Finalmente. O dia zero.

    Acordei antes mesmo do sol nascer — ou melhor, antes que o sistema de iluminação artificial da academia simulasse a alvorada. Não consegui dormir direito. A ansiedade fazia minha cabeça funcionar como uma máquina quebrada, cuspindo pensamentos, estratégias e cenários de derrota em loop.

    Vesti meu uniforme. O tecido parecia mais pesado hoje.
    Ajustei a lente de contato no olho direito. O mundo ficou roxo dos dois lados. Parecia… falso.

    Segui até a Mansão Roxa.
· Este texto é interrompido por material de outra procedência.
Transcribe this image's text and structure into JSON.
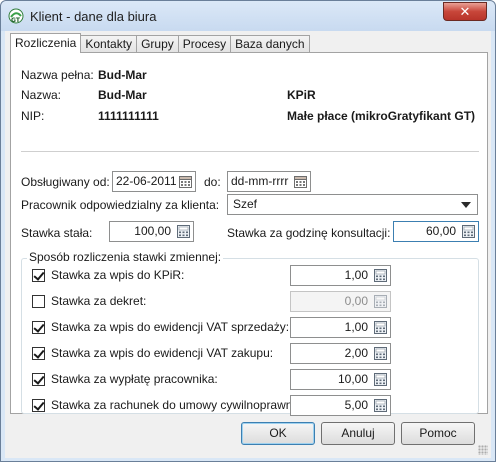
{
  "window": {
    "title": "Klient - dane dla biura",
    "close_symbol": "✕"
  },
  "tabs": [
    "Rozliczenia",
    "Kontakty",
    "Grupy",
    "Procesy",
    "Baza danych"
  ],
  "info": {
    "full_name_label": "Nazwa pełna:",
    "full_name": "Bud-Mar",
    "name_label": "Nazwa:",
    "name": "Bud-Mar",
    "type": "KPiR",
    "nip_label": "NIP:",
    "nip": "1111111111",
    "program": "Małe płace (mikroGratyfikant GT)"
  },
  "service": {
    "from_label": "Obsługiwany od:",
    "from_value": "22-06-2011",
    "to_label": "do:",
    "to_value": "dd-mm-rrrr"
  },
  "employee": {
    "label": "Pracownik odpowiedzialny za klienta:",
    "value": "Szef"
  },
  "rates": {
    "fixed_label": "Stawka stała:",
    "fixed_value": "100,00",
    "hourly_label": "Stawka za godzinę konsultacji:",
    "hourly_value": "60,00"
  },
  "variable": {
    "legend": "Sposób rozliczenia stawki zmiennej:",
    "items": [
      {
        "label": "Stawka za wpis do KPiR:",
        "checked": true,
        "value": "1,00",
        "enabled": true
      },
      {
        "label": "Stawka za dekret:",
        "checked": false,
        "value": "0,00",
        "enabled": false
      },
      {
        "label": "Stawka za wpis do ewidencji VAT sprzedaży:",
        "checked": true,
        "value": "1,00",
        "enabled": true
      },
      {
        "label": "Stawka za wpis do ewidencji VAT zakupu:",
        "checked": true,
        "value": "2,00",
        "enabled": true
      },
      {
        "label": "Stawka za wypłatę pracownika:",
        "checked": true,
        "value": "10,00",
        "enabled": true
      },
      {
        "label": "Stawka za rachunek do umowy cywilnoprawnej:",
        "checked": true,
        "value": "5,00",
        "enabled": true
      }
    ]
  },
  "buttons": {
    "ok": "OK",
    "cancel": "Anuluj",
    "help": "Pomoc"
  },
  "icons": {
    "app": "gt-app-icon",
    "calendar": "calendar-icon",
    "calculator": "calculator-icon"
  },
  "colors": {
    "title_bg": "#c8daf0",
    "close_red": "#c8463a",
    "focus_border": "#3c7fb1"
  }
}
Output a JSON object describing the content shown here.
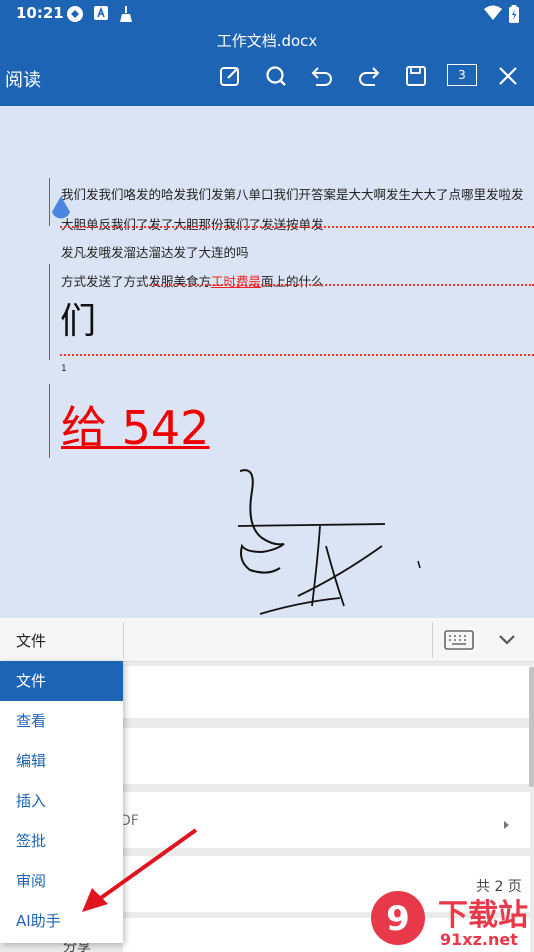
{
  "status": {
    "time": "10:21"
  },
  "title_bar": {
    "doc_title": "工作文档.docx",
    "read_label": "阅读",
    "page_count": "3"
  },
  "document": {
    "lines": [
      "我们发我们咯发的哈发我们发第八单口我们开答案是大大啊发生大大了点哪里发啦发",
      "大胆单反我们了发了大胆那份我们了发送按单发",
      "发凡发哦发溜达溜达发了大连的吗"
    ],
    "line4_prefix": "方式发送了方式发服美食方",
    "line4_red": "工时费是",
    "line4_suffix": "面上的什么",
    "big_char": "们",
    "small_mark": "1",
    "red_big": "给 542"
  },
  "panel": {
    "current_tab": "文件",
    "pdf_suffix": "DF",
    "page_total": "共 2 页",
    "share": "分享"
  },
  "menu": {
    "items": [
      "文件",
      "查看",
      "编辑",
      "插入",
      "签批",
      "审阅",
      "AI助手"
    ]
  },
  "watermark": {
    "brand": "下载站",
    "site": "91xz.net",
    "logo_text": "9"
  },
  "colors": {
    "accent": "#1e64b4",
    "annotation_red": "#e00000"
  }
}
O campus estava mergulhado numa neblina matinal fria.
    Bati na porta da oficina e, como sempre, a tranca se abriu sozinha.
    Maria Donroxye já estava me esperando. Ela estava sentada numa cadeira reclinável, cercada por projetos holográficos, com uma xícara fumegante nas mãos e aquele sorriso calmo de quem leu o roteiro do dia.

    — Ora, ora… — disse ela, cruzando as pernas e olhando direto nos meus olhos. Ou melhor, na mentira que eu usava neles. — Por que tentou esconder o seu olho rosa, Ken? Essa lente… não combina com a sua aura. Já faz uma semana que não vem falar comigo, né?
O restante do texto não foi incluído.